Michael Magras: Kazuo Ishiguro’s The Unconsoled is one of the greatest novels I’ve ever read. You know from the brilliant opening that you’re in for an unusual experience. A virtuoso pianist named Ryder arrives in a European city to give a recital, although he doesn’t remember ever having agreed to the gig. The elevator ride he takes with an elderly porter named Gustav—who, despite the heaviness of Ryder’s bags, refuses to put them down—goes on for what has to be fifteen or twenty minutes. Later, Ryder encounters brick walls in the middle of a street and walks through open doors only to end up in a different town from where he started. For 500 pages, Ishiguro subverts the conventions of the novel, one surreal episode at a time. The result is a bizarre and touching meditation on longing and memory, a book that starts out as the story of a pianist trying to get to a concert hall but ends up being about so much more.

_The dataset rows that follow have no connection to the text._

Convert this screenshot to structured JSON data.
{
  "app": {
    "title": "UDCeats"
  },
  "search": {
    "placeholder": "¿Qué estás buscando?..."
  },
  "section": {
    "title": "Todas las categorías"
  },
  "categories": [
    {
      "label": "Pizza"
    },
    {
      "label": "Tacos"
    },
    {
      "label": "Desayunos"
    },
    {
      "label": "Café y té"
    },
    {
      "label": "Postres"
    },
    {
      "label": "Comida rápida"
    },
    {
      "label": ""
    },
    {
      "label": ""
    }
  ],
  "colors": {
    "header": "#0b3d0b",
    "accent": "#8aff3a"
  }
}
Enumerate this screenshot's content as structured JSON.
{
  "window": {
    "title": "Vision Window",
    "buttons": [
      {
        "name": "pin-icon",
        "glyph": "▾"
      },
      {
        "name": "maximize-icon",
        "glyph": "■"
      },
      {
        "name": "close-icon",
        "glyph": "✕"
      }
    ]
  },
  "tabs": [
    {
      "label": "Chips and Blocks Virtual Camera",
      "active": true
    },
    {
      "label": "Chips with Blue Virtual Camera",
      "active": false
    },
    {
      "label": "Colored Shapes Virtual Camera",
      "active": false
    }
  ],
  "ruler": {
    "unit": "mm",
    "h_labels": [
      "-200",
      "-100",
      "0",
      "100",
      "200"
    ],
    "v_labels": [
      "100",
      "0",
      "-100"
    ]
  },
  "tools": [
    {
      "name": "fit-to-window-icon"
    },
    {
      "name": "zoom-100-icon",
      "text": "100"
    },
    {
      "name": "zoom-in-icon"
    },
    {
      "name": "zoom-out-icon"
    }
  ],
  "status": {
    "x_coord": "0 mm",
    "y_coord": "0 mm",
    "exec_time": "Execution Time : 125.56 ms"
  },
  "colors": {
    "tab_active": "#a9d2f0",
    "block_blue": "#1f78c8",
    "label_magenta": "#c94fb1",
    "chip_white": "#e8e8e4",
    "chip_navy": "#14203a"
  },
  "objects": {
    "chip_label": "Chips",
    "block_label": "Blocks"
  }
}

BM: What unheralded book from the past year would you like to give a shout-out to?
MM: Percival Everett’s novel So Much Blue didn’t receive as much attention as it deserves. It’s a fascinating portrait of three key moments in the life of a black man named Kevin Pace. In 1979, he’s a 24-year-old aspiring artist who travels to war-torn El Salvador to help rescue a friend’s brother with a history of drug offenses. Fifteen years later, Kevin, married and established as an artist, has an affair with a much younger art student. And in the present day, recovering alcoholic Kevin struggles not only with his latest painting but also with family problems, among them his 16-year-old daughter’s pregnancy. So Much Blue is a book unlike any I had read before: part detective thriller, part philosophy, and a nuanced, eloquent treatment of race and art.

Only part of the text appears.